Titre du manuscrit: La Bible Porta
Origine: France
Période: second quart du XIIIe siècle
Support: [Parchemin]
Volume: [VI + 522 + VI ff.]
Décoration: Quant au manuscrit, d'une calligraphie très soignée, il est orné d'une illustration très riche comportant 337 enluminures. Un peu moins de la moitié sont de grandes lettres ornées dont l'or s'est admirablement conservé, mais qui sont presque toutes dans le style traditionnel. Les autres sont de petites illustrations marginales, sans or ni encadrement, d'un style tout à fait original, d'une fraîcheur d'invention et de naturel qui permettent de ranger ce manuscrit parmi les plus beaux que nous ait laissés le moyen âge français.
Sommaire:
On n'ignore pas généralement que la Bibliothèque cantonale vaudoise possède une Bible enluminée d'une beauté exceptionnelle (Note: Ms. U 964 de la Bibliothèque cantonale et universitaire de Lausanne), dont l'exécution date de l'époque du roi Saint Louis. Le texte, qui est sans lacune, est cette version latine de saint Jérôme, qui a été révisée à Paris dans le second quart du XIIIe siècle (Note: Voir S. Berger, Les préfaces jointes aux livres de la Bible dans les ms. de la Vulgate, p. 28. (Extr. des mémoires présentés par divers savants à l'Académie des Inscriptions et Belles Lettres. Première série, t. XI, 2e partie.) Paris, Imprimerie nationale, 1902.) et qui a reçu le nom de « Bible parisienne ».
Provenance du manuscrit:
Nous n'avons pas entièrement dissipé le mystère de la provenance de ce manuscrit. Nous savons qu'en janvier 1802 il était encore en Italie, où il fut restauré et relié par le relieur milanais Julio Luppi, mais nous ignorons à qui il appartenait alors et par quelles voies il parvint entre les mains du libraire Mourer. Et nous ne savons pas davantage comment ni à quelle époque passa en Italie ce manuscrit contemporain de Saint Louis et qui paraît bien être l'oeuvre de calligraphes et d'enlumineurs de la région de l'Ile-de-France. Mais peut-être une étude plus approfondie de ce manuscrit peu connu nous permettra-t-elle de répondre à quelques unes de ces questions et de montrer pour quelles raisons notre Bible Porta peut être considérée comme l'un des plus beaux manuscrits enluminés du XIIIe siècle et comme l'un des plus originaux.
Acquisition du manuscrit:
Tout cela était plus ou moins connu, et notre Bible n'avait pas échappé aux investigations que fit Samuel Berger pour son Histoire de la Vulgate (Note: P. 76, 87, 384.). Mais on ne savait rien de précis sur la provenance du chef-d'œuvre. Depuis un siècle environ et jusque tout récemment, personne ne pouvait dire dans quelles circonstances, ni à quelle date, ni de quelles mains la Bibliothèque cantonale vaudoise avait acquis ce manuscrit.

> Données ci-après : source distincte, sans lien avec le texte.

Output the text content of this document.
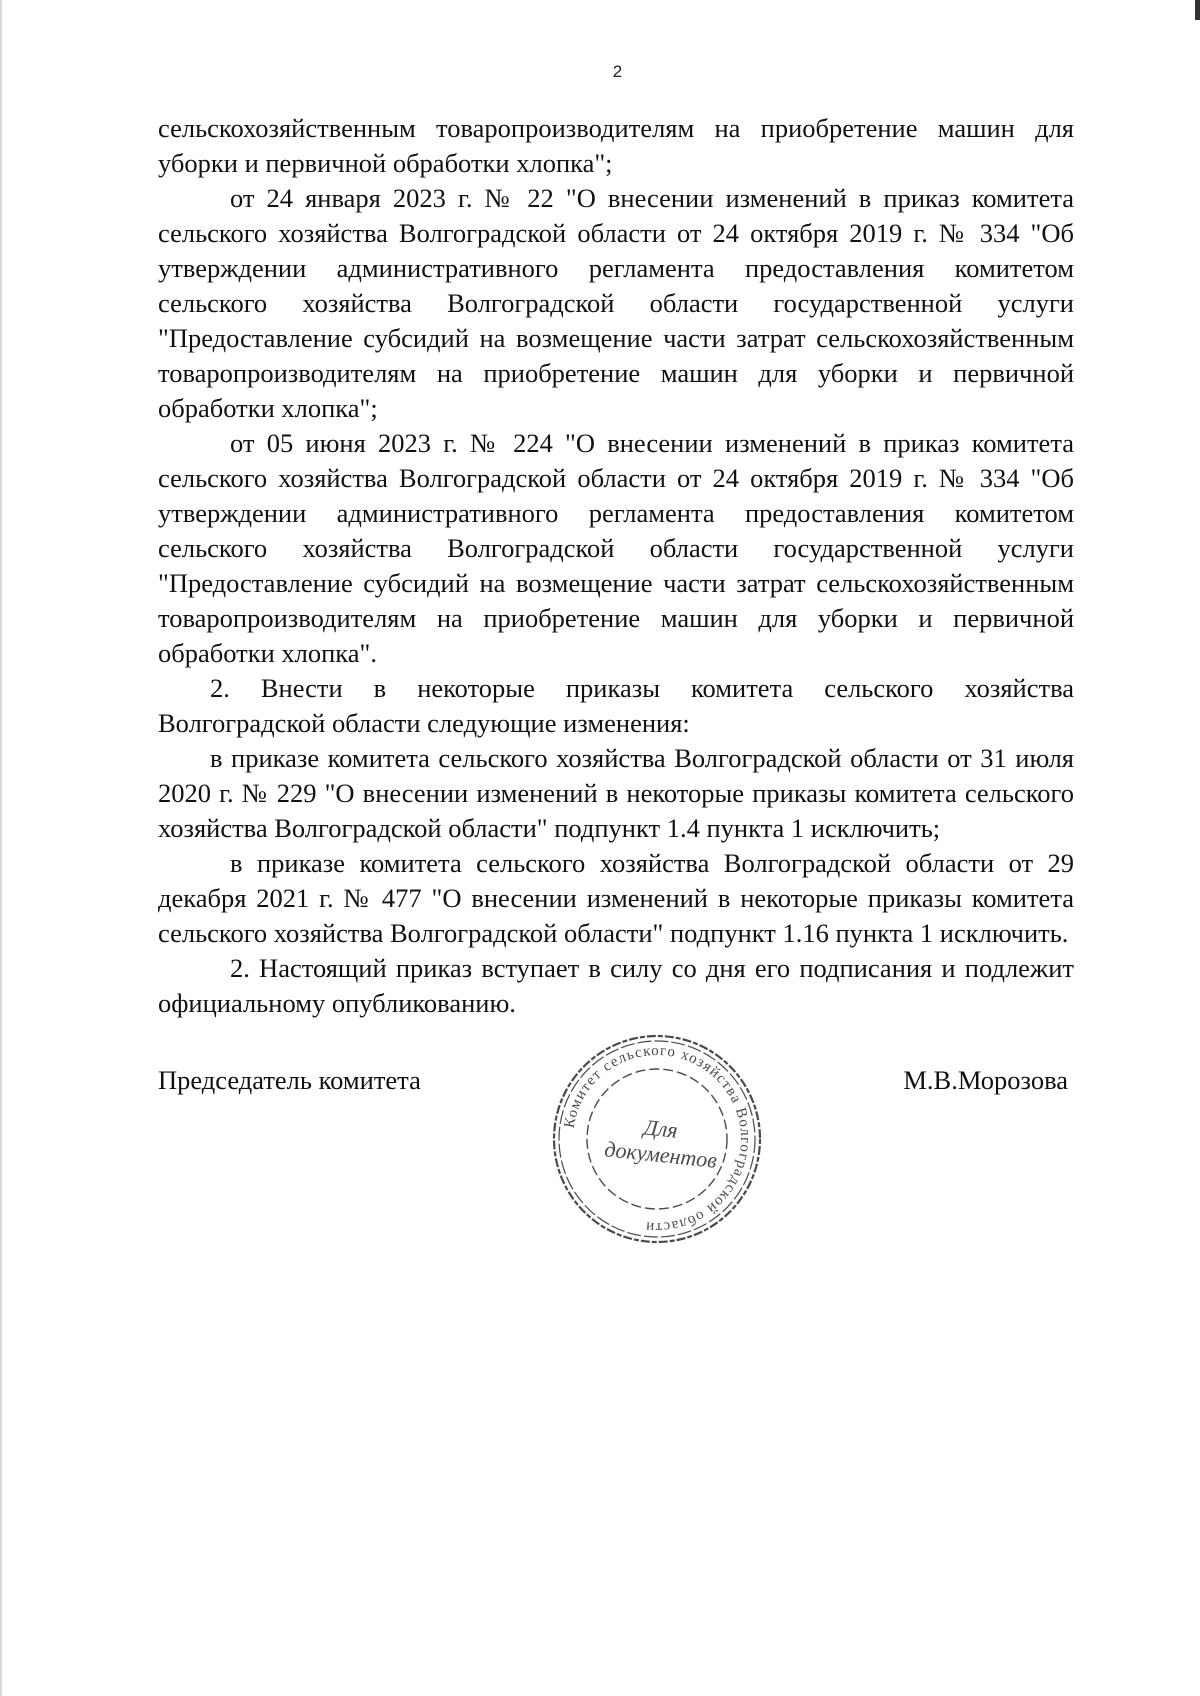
2

сельскохозяйственным товаропроизводителям на приобретение машин для уборки и первичной обработки хлопка";

от 24 января 2023 г. № 22 "О внесении изменений в приказ комитета сельского хозяйства Волгоградской области от 24 октября 2019 г. № 334 "Об утверждении административного регламента предоставления комитетом сельского хозяйства Волгоградской области государственной услуги "Предоставление субсидий на возмещение части затрат сельскохозяйственным товаропроизводителям на приобретение машин для уборки и первичной обработки хлопка";

от 05 июня 2023 г. № 224 "О внесении изменений в приказ комитета сельского хозяйства Волгоградской области от 24 октября 2019 г. № 334 "Об утверждении административного регламента предоставления комитетом сельского хозяйства Волгоградской области государственной услуги "Предоставление субсидий на возмещение части затрат сельскохозяйственным товаропроизводителям на приобретение машин для уборки и первичной обработки хлопка".

2. Внести в некоторые приказы комитета сельского хозяйства Волгоградской области следующие изменения:

в приказе комитета сельского хозяйства Волгоградской области от 31 июля 2020 г. № 229 "О внесении изменений в некоторые приказы комитета сельского хозяйства Волгоградской области" подпункт 1.4 пункта 1 исключить;

в приказе комитета сельского хозяйства Волгоградской области от 29 декабря 2021 г. № 477 "О внесении изменений в некоторые приказы комитета сельского хозяйства Волгоградской области" подпункт 1.16 пункта 1 исключить.

2. Настоящий приказ вступает в силу со дня его подписания и подлежит официальному опубликованию.

Председатель комитета	М.В.Морозова
Комитет сельского хозяйства Волгоградской области
Для
документов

On racontait « qu'une femme inconnue, et qui n'est jamais revenue pour se faire payer, avait offert cette Bible à l'Académie, qui l'avait déposée à la Bibliothèque ». Tout ce que l'on pouvait dire de sûr, c'est que ce manuscrit y était entré entre 1812 et 1829. (Note: Dupraz, La Bibliothèque cantonale et universitaire à Lausanne. Notice historique, Lausanne 1905, p. 32, et Eug. Mottaz, D. H. V., art. Bibliothèques, p. 225.)
Ch.-Ph. Dumont, qui y exerça, comme on sait, pendant cinquante ans les fonctions de sous-bibliothécaire, puis de bibliothécaire, et dont les travaux généalogiques et héraldiques sont encore appréciés, n'était guère mieux renseigné. Voici ce qu'il écrit dans une lettre du 8 mai 1891 adressée sans doute au bibliothécaire d'alors, le colonel Borgeaud : « Il est certain que toutes les recherches faites dans les registres et les archives académiques ont été jusqu'à présent complètement infructueuses, aucune inscription de cette Bible n'est mentionnée ». Mais il ajoutait qu'en l'absence de documents, il croyait devoir admettre comme vrai le récit qu'il tenait du professeur Dufournet, longtemps bibliothécaire en chef de l'Académie. Le voici :

« Dans les premières années de ce siècle, écrit-il, un M. Porta rapporta d'un voyage en Italie cette même Bible, comptant la revendre avantageusement à l'Académie de Lausanne. Celle-ci ne se trouva pas en mesure de payer le prix demandé. M. Porta, fort embarrassé, ne voulut pas garder chez lui un manuscrit aussi précieux, le crut plus en sécurité en le déposant à la Bibliothèque académique.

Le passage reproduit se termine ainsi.